Discount burgers: Do coupons help fast-food chains?

In their rush to satisfy profit-hungry stockholders, US restaurant chains are finding themselves in, well, a pickle. With the national economy only slowly beginning to show signs of emerging from deep recession and with unemployment hovering between 10 and 11 percent, such chains are resorting more and more to special promotions to lure customer traffic and boost sales. The practice, long used to promote bath soap and toothpaste, is known as ''couponing.''

Walk into a fast-food or family-style, sit-down chain restaurant these days and you are likely to find any of a variety of deals to tempt your appetite as well as your urge to spend. Some offer a second sandwich at a reduced price, or even free, when the first one is purchased at full price. At one time or another last year, a coupon holder could have received nearly every item on the menu at McDonald's outlets free, including a breakfast entree of scrambled eggs, sausage , hash-brown potatoes, and English muffin.

Other chains offer discounts on beverages, desserts, or take-home cartons of ice cream in exchange for a full-price meal. Still others feature specially priced meals on traditional low-volume days - Monday through Thursday.

Multiply these promotions by the tens of thousands of chain-restaurant outlets across the country and it's not hard to see the effect: increased traffic perhaps, but limited real growth in sales.

No one knows exactly how much couponing is costing the industry, but the amount is sizable - and worrisome. Moreover, it may be years more before some chains feel able to abandon the practice, says analyst William Hale of Technomics Consultants, a Chicago-based marketing and consulting firm,.

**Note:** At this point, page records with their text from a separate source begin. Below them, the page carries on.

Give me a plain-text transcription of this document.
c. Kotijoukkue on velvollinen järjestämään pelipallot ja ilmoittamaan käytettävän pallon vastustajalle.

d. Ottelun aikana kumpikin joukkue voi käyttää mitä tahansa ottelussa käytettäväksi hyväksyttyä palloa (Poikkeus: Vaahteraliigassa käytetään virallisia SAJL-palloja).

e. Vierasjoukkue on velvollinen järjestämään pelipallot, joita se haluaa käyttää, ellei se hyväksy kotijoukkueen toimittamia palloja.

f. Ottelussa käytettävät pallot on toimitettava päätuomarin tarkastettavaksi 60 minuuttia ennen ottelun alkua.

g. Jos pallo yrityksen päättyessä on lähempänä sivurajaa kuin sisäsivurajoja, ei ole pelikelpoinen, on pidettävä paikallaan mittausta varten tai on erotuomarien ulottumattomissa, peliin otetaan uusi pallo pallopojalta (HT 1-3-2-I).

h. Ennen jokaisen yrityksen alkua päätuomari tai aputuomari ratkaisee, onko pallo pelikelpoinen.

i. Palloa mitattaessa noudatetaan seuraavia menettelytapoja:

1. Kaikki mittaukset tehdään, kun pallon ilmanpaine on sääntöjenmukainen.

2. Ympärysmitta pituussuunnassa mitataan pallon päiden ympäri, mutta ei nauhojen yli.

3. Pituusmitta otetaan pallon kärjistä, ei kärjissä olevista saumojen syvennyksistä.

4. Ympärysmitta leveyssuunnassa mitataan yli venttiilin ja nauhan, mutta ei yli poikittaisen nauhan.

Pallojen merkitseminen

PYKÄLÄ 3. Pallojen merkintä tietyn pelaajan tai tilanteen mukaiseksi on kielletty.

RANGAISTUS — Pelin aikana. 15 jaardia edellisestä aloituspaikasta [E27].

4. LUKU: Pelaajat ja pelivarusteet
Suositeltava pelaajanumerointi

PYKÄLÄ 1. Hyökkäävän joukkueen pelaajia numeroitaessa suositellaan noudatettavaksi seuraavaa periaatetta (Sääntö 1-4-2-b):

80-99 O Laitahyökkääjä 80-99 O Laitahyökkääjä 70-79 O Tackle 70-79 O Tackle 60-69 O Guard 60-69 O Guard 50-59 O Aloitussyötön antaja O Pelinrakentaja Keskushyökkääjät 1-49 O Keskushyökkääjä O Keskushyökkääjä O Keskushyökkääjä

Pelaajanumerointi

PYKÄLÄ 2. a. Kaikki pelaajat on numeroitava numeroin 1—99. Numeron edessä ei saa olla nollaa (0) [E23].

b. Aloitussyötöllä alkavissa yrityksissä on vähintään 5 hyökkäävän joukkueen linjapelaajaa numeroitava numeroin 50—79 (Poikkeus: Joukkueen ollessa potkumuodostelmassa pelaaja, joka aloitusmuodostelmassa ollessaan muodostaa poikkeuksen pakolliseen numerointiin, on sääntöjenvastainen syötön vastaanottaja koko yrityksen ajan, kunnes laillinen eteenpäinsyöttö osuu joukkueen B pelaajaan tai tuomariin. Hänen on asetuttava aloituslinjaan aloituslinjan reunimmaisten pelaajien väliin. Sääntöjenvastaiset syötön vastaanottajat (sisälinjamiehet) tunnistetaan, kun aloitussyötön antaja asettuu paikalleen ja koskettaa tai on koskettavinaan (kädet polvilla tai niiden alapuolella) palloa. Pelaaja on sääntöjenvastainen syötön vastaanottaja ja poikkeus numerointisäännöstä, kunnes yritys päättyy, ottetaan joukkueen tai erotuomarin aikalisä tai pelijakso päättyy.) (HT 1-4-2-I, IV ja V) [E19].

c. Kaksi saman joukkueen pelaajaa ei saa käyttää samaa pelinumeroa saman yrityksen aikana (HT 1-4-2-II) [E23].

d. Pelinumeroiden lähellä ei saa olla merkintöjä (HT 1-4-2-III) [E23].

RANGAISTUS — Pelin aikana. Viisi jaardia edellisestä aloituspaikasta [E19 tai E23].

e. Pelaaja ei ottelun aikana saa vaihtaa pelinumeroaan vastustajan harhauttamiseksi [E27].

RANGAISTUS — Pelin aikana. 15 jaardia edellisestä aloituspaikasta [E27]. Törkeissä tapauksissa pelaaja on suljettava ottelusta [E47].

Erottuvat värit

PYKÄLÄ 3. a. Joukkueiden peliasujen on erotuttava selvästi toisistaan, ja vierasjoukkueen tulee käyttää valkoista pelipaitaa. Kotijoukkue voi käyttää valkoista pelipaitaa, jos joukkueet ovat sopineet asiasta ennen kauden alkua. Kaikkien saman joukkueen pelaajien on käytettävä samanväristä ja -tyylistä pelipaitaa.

Even then, he adds, ''I don't think couponing is ever going to go away completely.''

Food costs account for 40 percent of the average chain's sales dollar, with labor and other expenses making up most of the rest. If a chain offers a 30 percent discount, it can still make money, Mr. Hale claims, ''but you're now starting to give away the margin.''

Paul McDonald, vice-president of corporate development for the Friendly Ice Cream Corporation, which operates restaurants in 16 states, says: ''The climate is such that the percentage of transactions that are done 'on deal' is at an all-time high. The danger today that everybody in the industry talks about is that the consumer gets in his mind certain pricing expectations that are hard to eradicate.''

Mr. McDonald compares the phenomenon to that of the home handyman so accustomed to seeing power saws advertised at discount prices in Sears catalogs that he determines never to buy one at the full price.

''The (chain restaurant) consumer has lost brand loyalty and will go wherever the best deal leads,'' McDonald claims. ''And it's awfully difficult to stand tall and say you're not going to do it (couponing) when every other restaurant on the block is.''

Indeed, some analysts say fast-food operators have become as much a commodity as the beef and chicken they serve. The chains, in an intense battle for business, continue to open new outlets to satisfy stockholders' demands for short-term profits. But they also saturate markets over the long term.

The top 100 chains account for an estimated 40 to 45 percent of all eating-away-from-home sales. Meanwhile, however, as the recession lengthens, discretionary spending continues to contract, so the chains are battling for shares of a shrinking pie.

Some operators distinguish between couponing simply to boost traffic and doing it to introduce a new product - say, a chicken fillet sandwich. The latter practice, they say, is an intelligent marketing tool that may never disappear.

Couponing began in the late 1970s and has grown because most chains were founded by entrepreneurs who knew how to prepare and serve food but not promote their wares, especially in a declining economy. For that expertise, they turned to people skilled in marketing but whose experience was in packaged products - so much so that there is a sizable fraternity of former packaging specialists in the restaurant industry.